CADソフトを導入したものの、実際の業務ではあまり活用できていないと感じるケースは少なくありません。
操作方法は一通り理解している。
簡単な図面なら作れる。
それでも、日々の仕事の中では思ったほどCADを使っていない。
- 見積り提出用の簡単な図面だけ作っている
- 既存図面の修正程度でしか使っていない
- 手書きや別の方法で進めてしまう場面が多い
このような状態になると、「CADはあるけれど、十分に活用できているとは言えない」と感じることがあります。
ここではまず、どのような状況でこの状態が生まれやすいのかを整理します。
CADを導入しても活用されにくい状態とは
CADを使えていないと感じるとき、多くの場合は「まったく操作できない」わけではありません。

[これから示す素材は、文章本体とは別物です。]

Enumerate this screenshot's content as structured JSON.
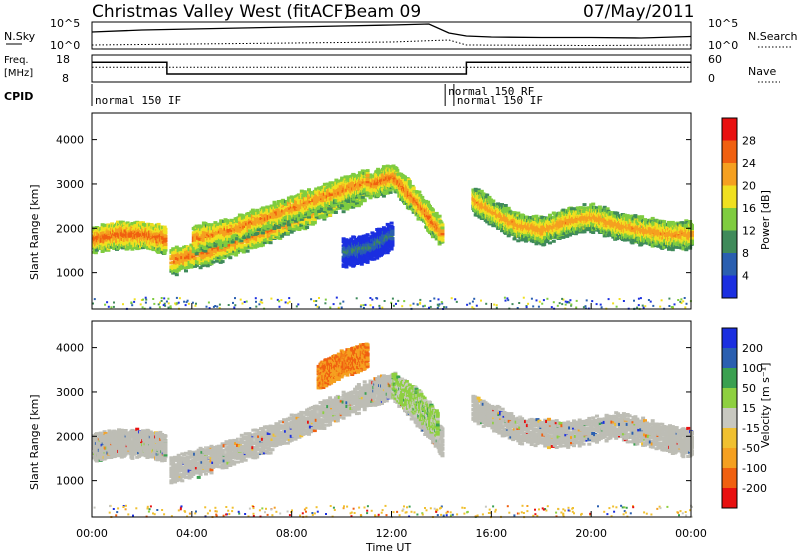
{
  "header": {
    "title": "Christmas Valley West (fitACF)",
    "beam": "Beam 09",
    "date": "07/May/2011"
  },
  "top_panel": {
    "nsky_label": "N.Sky",
    "nsky_ticks": [
      "10^5",
      "10^0"
    ],
    "nsearch_label": "N.Search",
    "nsearch_ticks": [
      "10^5",
      "10^0"
    ]
  },
  "freq_panel": {
    "freq_label": "Freq.",
    "freq_unit": "[MHz]",
    "freq_ticks": [
      "18",
      "8"
    ],
    "nave_label": "Nave",
    "nave_ticks": [
      "60",
      "0"
    ],
    "freq_series": {
      "x": [
        0,
        3.0,
        3.0,
        15.0,
        15.0,
        24
      ],
      "y": [
        15.5,
        15.5,
        10.8,
        10.8,
        15.5,
        15.5
      ]
    },
    "nave_series": {
      "x": [
        0,
        24
      ],
      "y": [
        33,
        33
      ]
    }
  },
  "cpid": {
    "label": "CPID",
    "segments": [
      {
        "start": 0,
        "text": "normal 150 IF",
        "row": 1
      },
      {
        "start": 14.15,
        "text": "normal 150 RF",
        "row": 0
      },
      {
        "start": 14.5,
        "text": "normal 150 IF",
        "row": 1
      }
    ]
  },
  "axes": {
    "ylabel": "Slant Range [km]",
    "yticks": [
      "1000",
      "2000",
      "3000",
      "4000"
    ],
    "xlabel": "Time UT",
    "xticks": [
      "00:00",
      "04:00",
      "08:00",
      "12:00",
      "16:00",
      "20:00",
      "00:00"
    ]
  },
  "colorbars": {
    "power": {
      "label": "Power [dB]",
      "ticks": [
        "4",
        "8",
        "12",
        "16",
        "20",
        "24",
        "28"
      ]
    },
    "velocity": {
      "label": "Velocity [m s⁻¹]",
      "ticks": [
        "200",
        "100",
        "50",
        "15",
        "-15",
        "-50",
        "-100",
        "-200"
      ]
    }
  },
  "colors": {
    "power_scale": [
      "#1b2fe0",
      "#2a5fb0",
      "#3f8a5a",
      "#7fcc40",
      "#f0e020",
      "#f5a020",
      "#f06010",
      "#e81010"
    ],
    "velocity_scale": [
      "#1b2fe0",
      "#2a5fb0",
      "#3aa050",
      "#8ed040",
      "#c8c8c0",
      "#f0c030",
      "#f5a020",
      "#f06010",
      "#e81010"
    ],
    "ground_scatter": "#bdbdb5"
  },
  "chart_data": [
    {
      "type": "line",
      "title": "Christmas Valley West (fitACF)",
      "xlabel": "",
      "ylabel": "N.Sky",
      "xlim": [
        0,
        24
      ],
      "series": [
        {
          "name": "N.Sky",
          "x": [
            0,
            2,
            4,
            6,
            8,
            10,
            12,
            13.5,
            14.3,
            15,
            16,
            18,
            20,
            22,
            24
          ],
          "y": [
            3.2,
            3.6,
            3.8,
            4.0,
            4.2,
            4.4,
            4.6,
            4.8,
            3.0,
            2.4,
            2.2,
            2.1,
            2.1,
            2.0,
            2.3
          ]
        },
        {
          "name": "N.Search",
          "x": [
            0,
            4,
            8,
            12,
            14.3,
            15,
            20,
            24
          ],
          "y": [
            0.6,
            0.8,
            1.0,
            1.2,
            1.6,
            0.6,
            0.5,
            0.6
          ]
        }
      ]
    },
    {
      "type": "heatmap",
      "title": "Power [dB]",
      "xlabel": "Time UT",
      "ylabel": "Slant Range [km]",
      "xlim": [
        0,
        24
      ],
      "ylim": [
        180,
        4600
      ],
      "clim": [
        0,
        30
      ],
      "series": [
        {
          "x": [
            0,
            1,
            2,
            2.9
          ],
          "y": [
            1800,
            1900,
            1900,
            1800
          ],
          "value": 28
        },
        {
          "x": [
            3.1,
            5,
            7,
            9,
            11,
            12,
            13,
            14
          ],
          "y": [
            1300,
            1600,
            2000,
            2500,
            3000,
            3200,
            2600,
            1900
          ],
          "value": 27
        },
        {
          "x": [
            4,
            5.5,
            7,
            8.5,
            10,
            11
          ],
          "y": [
            1800,
            2000,
            2300,
            2600,
            2900,
            3100
          ],
          "value": 26
        },
        {
          "x": [
            15.2,
            16,
            17,
            18,
            19,
            20,
            21,
            22,
            23,
            24
          ],
          "y": [
            2700,
            2400,
            2100,
            2000,
            2200,
            2300,
            2100,
            2000,
            1900,
            1900
          ],
          "value": 25
        },
        {
          "x": [
            10,
            11,
            12
          ],
          "y": [
            1500,
            1600,
            1900
          ],
          "value": 10
        }
      ]
    },
    {
      "type": "heatmap",
      "title": "Velocity [m s⁻¹]",
      "xlabel": "Time UT",
      "ylabel": "Slant Range [km]",
      "xlim": [
        0,
        24
      ],
      "ylim": [
        180,
        4600
      ],
      "clim": [
        -200,
        200
      ],
      "series": [
        {
          "x": [
            0,
            1,
            2,
            2.9
          ],
          "y": [
            1800,
            1900,
            1900,
            1800
          ],
          "value": 0
        },
        {
          "x": [
            3.1,
            5,
            7,
            9,
            11,
            12,
            13,
            14
          ],
          "y": [
            1300,
            1600,
            2000,
            2500,
            3000,
            3200,
            2600,
            1900
          ],
          "value": 0
        },
        {
          "x": [
            12,
            13,
            13.8
          ],
          "y": [
            3200,
            2800,
            2300
          ],
          "value": 40
        },
        {
          "x": [
            9,
            10,
            11
          ],
          "y": [
            3400,
            3700,
            3900
          ],
          "value": -120
        },
        {
          "x": [
            15.2,
            17,
            19,
            21,
            23,
            24
          ],
          "y": [
            2700,
            2200,
            2100,
            2300,
            2000,
            1900
          ],
          "value": 0
        }
      ]
    }
  ]
}
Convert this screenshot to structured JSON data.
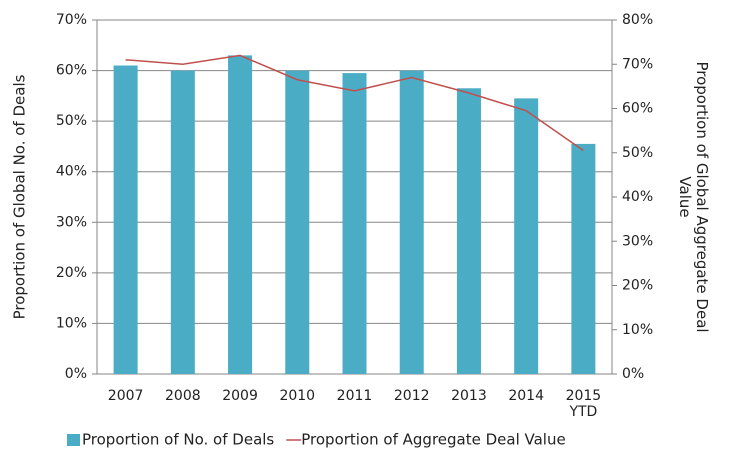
{
  "chart_data": {
    "type": "bar_line",
    "categories": [
      "2007",
      "2008",
      "2009",
      "2010",
      "2011",
      "2012",
      "2013",
      "2014",
      "2015\nYTD"
    ],
    "series": [
      {
        "name": "Proportion of No. of Deals",
        "color": "#4bacc6",
        "type": "bar",
        "values": [
          61,
          60,
          63,
          60,
          59.5,
          60,
          56.5,
          54.5,
          45.5
        ]
      },
      {
        "name": "Proportion of Aggregate Deal Value",
        "color": "#c0504d",
        "type": "line",
        "axis": "y2",
        "values": [
          71,
          70,
          72,
          66.5,
          64,
          67,
          63.5,
          59.5,
          50.5
        ]
      }
    ],
    "ylabel": "Proportion of Global No. of Deals",
    "y2label": "Proportion of Global  Aggregate Deal\nValue",
    "ylim": [
      0,
      70
    ],
    "yticks": [
      {
        "value": 0,
        "label": "0%"
      },
      {
        "value": 10,
        "label": "10%"
      },
      {
        "value": 20,
        "label": "20%"
      },
      {
        "value": 30,
        "label": "30%"
      },
      {
        "value": 40,
        "label": "40%"
      },
      {
        "value": 50,
        "label": "50%"
      },
      {
        "value": 60,
        "label": "60%"
      },
      {
        "value": 70,
        "label": "70%"
      }
    ],
    "y2lim": [
      0,
      80
    ],
    "y2ticks": [
      {
        "value": 0,
        "label": "0%"
      },
      {
        "value": 10,
        "label": "10%"
      },
      {
        "value": 20,
        "label": "20%"
      },
      {
        "value": 30,
        "label": "30%"
      },
      {
        "value": 40,
        "label": "40%"
      },
      {
        "value": 50,
        "label": "50%"
      },
      {
        "value": 60,
        "label": "60%"
      },
      {
        "value": 70,
        "label": "70%"
      },
      {
        "value": 80,
        "label": "80%"
      }
    ],
    "grid": true,
    "legend": "bottom"
  }
}
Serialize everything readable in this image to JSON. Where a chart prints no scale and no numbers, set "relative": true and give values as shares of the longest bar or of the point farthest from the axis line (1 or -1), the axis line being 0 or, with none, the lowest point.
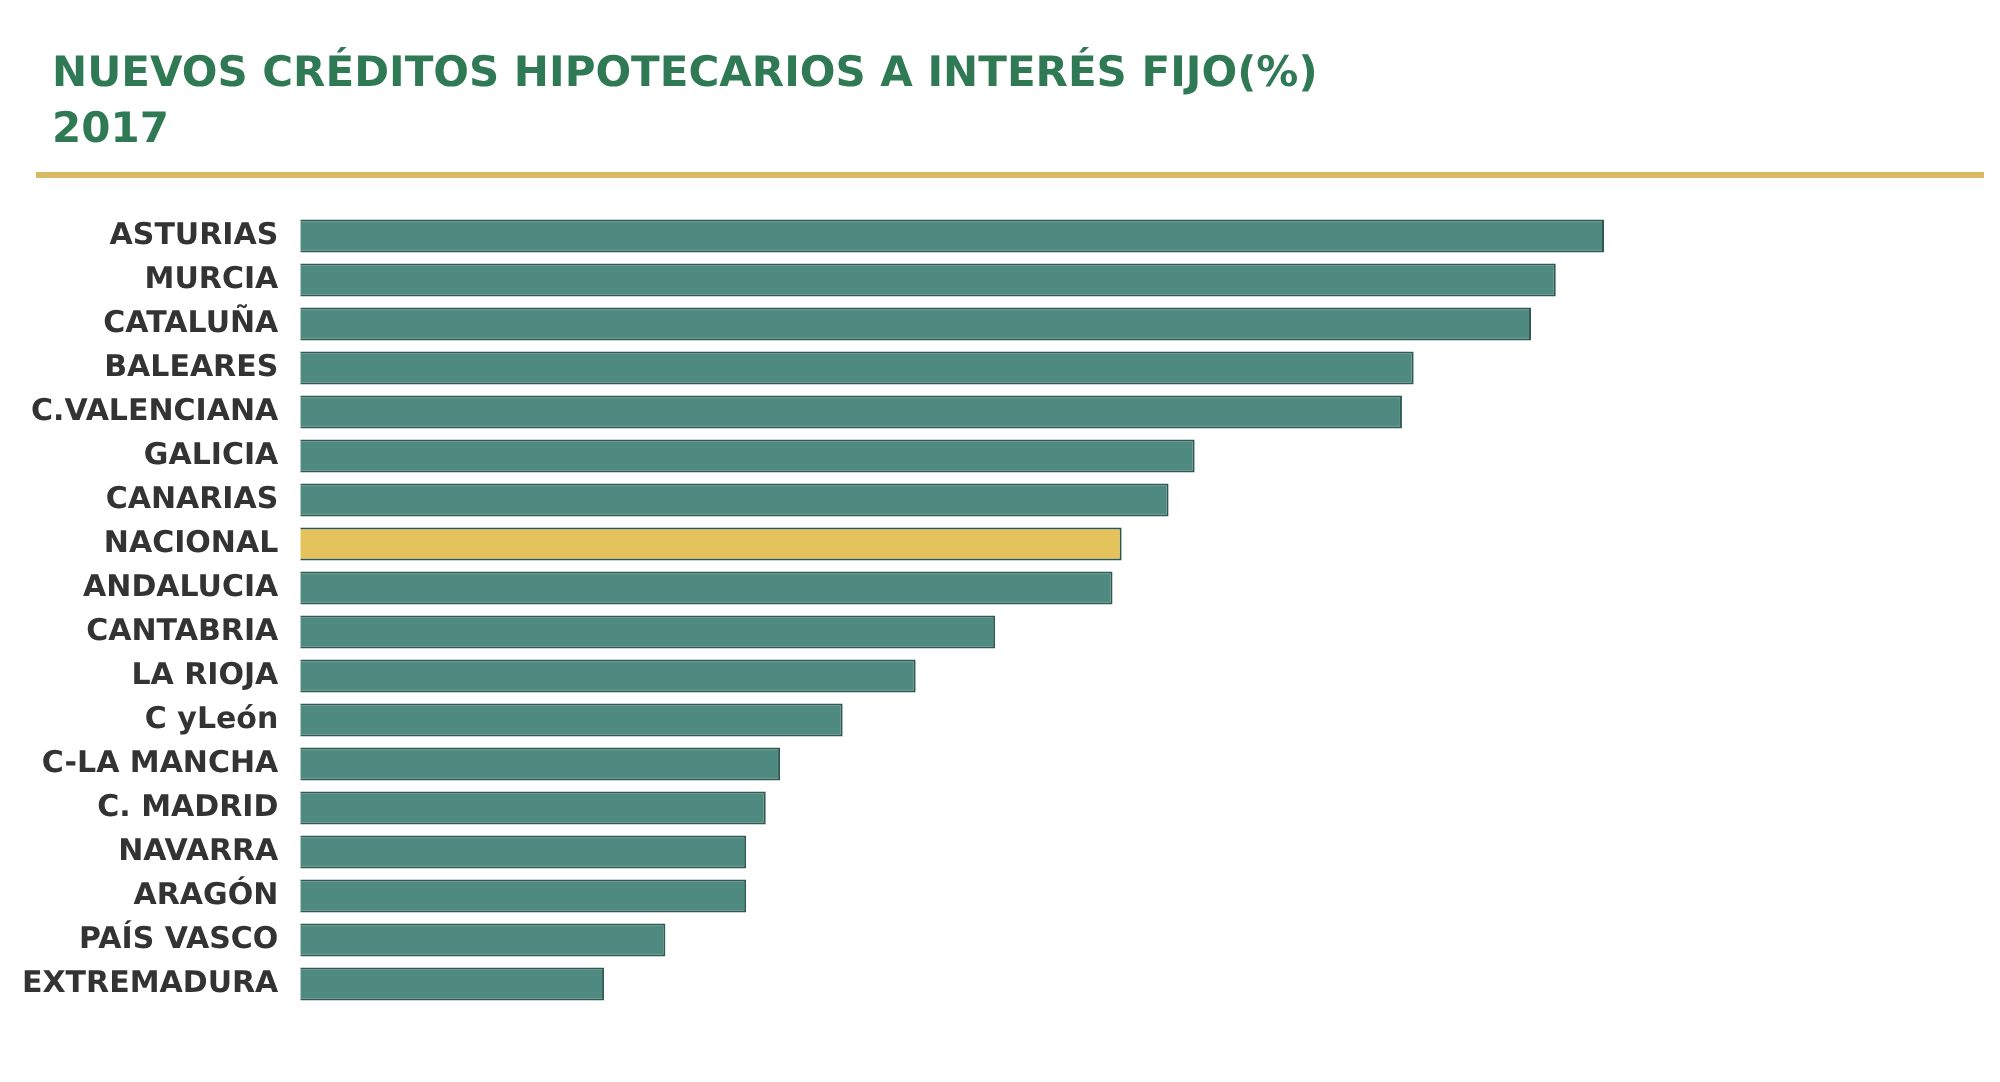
{
  "chart_data": {
    "type": "bar",
    "orientation": "horizontal",
    "relative": true,
    "title": "NUEVOS CRÉDITOS HIPOTECARIOS A INTERÉS FIJO(%)",
    "subtitle": "2017",
    "categories": [
      "ASTURIAS",
      "MURCIA",
      "CATALUÑA",
      "BALEARES",
      "C.VALENCIANA",
      "GALICIA",
      "CANARIAS",
      "NACIONAL",
      "ANDALUCIA",
      "CANTABRIA",
      "LA RIOJA",
      "C yLeón",
      "C-LA MANCHA",
      "C. MADRID",
      "NAVARRA",
      "ARAGÓN",
      "PAÍS VASCO",
      "EXTREMADURA"
    ],
    "values": [
      1,
      0.963,
      0.944,
      0.854,
      0.845,
      0.686,
      0.666,
      0.63,
      0.623,
      0.533,
      0.472,
      0.416,
      0.368,
      0.357,
      0.342,
      0.342,
      0.28,
      0.233
    ],
    "colors": [
      "#4f8a80",
      "#4f8a80",
      "#4f8a80",
      "#4f8a80",
      "#4f8a80",
      "#4f8a80",
      "#4f8a80",
      "#e6c25c",
      "#4f8a80",
      "#4f8a80",
      "#4f8a80",
      "#4f8a80",
      "#4f8a80",
      "#4f8a80",
      "#4f8a80",
      "#4f8a80",
      "#4f8a80",
      "#4f8a80"
    ],
    "legend": false
  }
}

むしろ次のような状態になっているケースが多く見られます。
- 基本操作は理解している
- 簡単な図面なら作れる
- CADの必要性も理解している
それでも実際の業務では、
- 図面作成の一部でしか使われていない
- 使う場面が限定されている
- 作業の中心にはなっていない
という状態になりやすくなります。
つまり「使えない」のではなく、業務の中で十分に位置づいていない状態と言えます。
なぜCADを使いこなせない状態が生まれやすいのか
CADが十分に活用されない背景には、いくつかの共通した要因があります。
ここでは、業務の流れや導入の経緯などから整理していきます。
CADは「操作が分かる」と「業務で使える」が別の段階になりやすい
CADは操作方法を覚えることと、実際の仕事で使えるようになることが一致しない場合があります。
例えば、
- 線を引く
- 図形を配置する
- 寸法を入れる
といった基本操作は比較的短期間で理解できます。
しかし実際の業務では、
- 図面の構成をどう組み立てるか
- 図面をどの段階で作るか
- 他の作業とどう連動するか
といった要素が関わります。
そのため、操作は理解しているのに業務ではあまり使われないという状態が生まれやすくなります。
既存の業務の流れがすでに出来上がっている
CAD導入時に大きく影響するのが、すでに確立されている業務の流れです。
例えば現場では、
- 手書き図面
- ExcelやPDF
- 過去図面の流用
など、長年続いてきた方法が存在していることが多くあります。
こうした作業フローがすでに回っている場合、CADが導入されても
- 既存の方法の方が早い
- 慣れている作業の方が進めやすい
- 仕事を止めてまで切り替える理由が少ない
といった状況が生まれやすくなります。
結果として、CADは必要な場面だけ使われるツールになりやすくなります。
図面の役割が限定されている業務では使う場面が少ない
業種や業務内容によっては、図面自体の役割が限定されていることもあります。
例えば、
- 申請用の図面だけ必要
- 見積り用の簡易図面だけ作る
- 詳細設計は別の業者が担当する
このような場合、図面作成の機会自体が多くありません。
その結果、
- CADを使う頻度が少ない
- 操作に慣れる機会が少ない
- 業務の中心ツールにならない
という状態が起きやすくなります。
CAD導入の目的が曖昧なままになっている場合がある
CADは多くの場合、「必要そうだから導入する」という形で導入されることがあります。
例えば、
- 他社も使っている
- 図面作成には必要そう
- デジタル化の一環として
このような理由で導入された場合、導入そのものは進みますが、
- どの業務で使うのか
- どの段階で使うのか
- 何を改善するためのツールなのか
といった整理が十分にされないままになることがあります。
その結果、CADが業務の中で明確な役割を持たないまま残ることがあります。
CADを使う人と使わない人が分かれやすい
職場によっては、CADを扱う人が限定されるケースもあります。
例えば、
- CADが使える人が一部だけ
- 図面作成担当が決まっている
- 現場担当者はCADを使わない
このような状況では、CADは特定の人のツールとして扱われやすくなります。
その結果、
- CADが業務全体のツールにならない
- 図面作成の範囲だけで使われる
- 活用範囲が広がらない
という状態になりやすくなります。
CADを導入したが使えていないと感じる状態の整理
CADを導入しているにもかかわらず、十分に活用できていないと感じる場合、そこにはいくつかの特徴があります。
- 操作は理解している
- 図面も作れる
- しかし業務の中心にはなっていない
そしてその背景には、
- 操作理解と業務活用のギャップ
- 既存の業務フロー
- 図面作成の頻度
- 導入目的の曖昧さ
- 利用者の偏り
といった要素が重なっています。
そのため、「CADが使えていない」という感覚は、単純に操作の問題だけではなく、業務の中での位置づけに関係する状態として現れることがあります。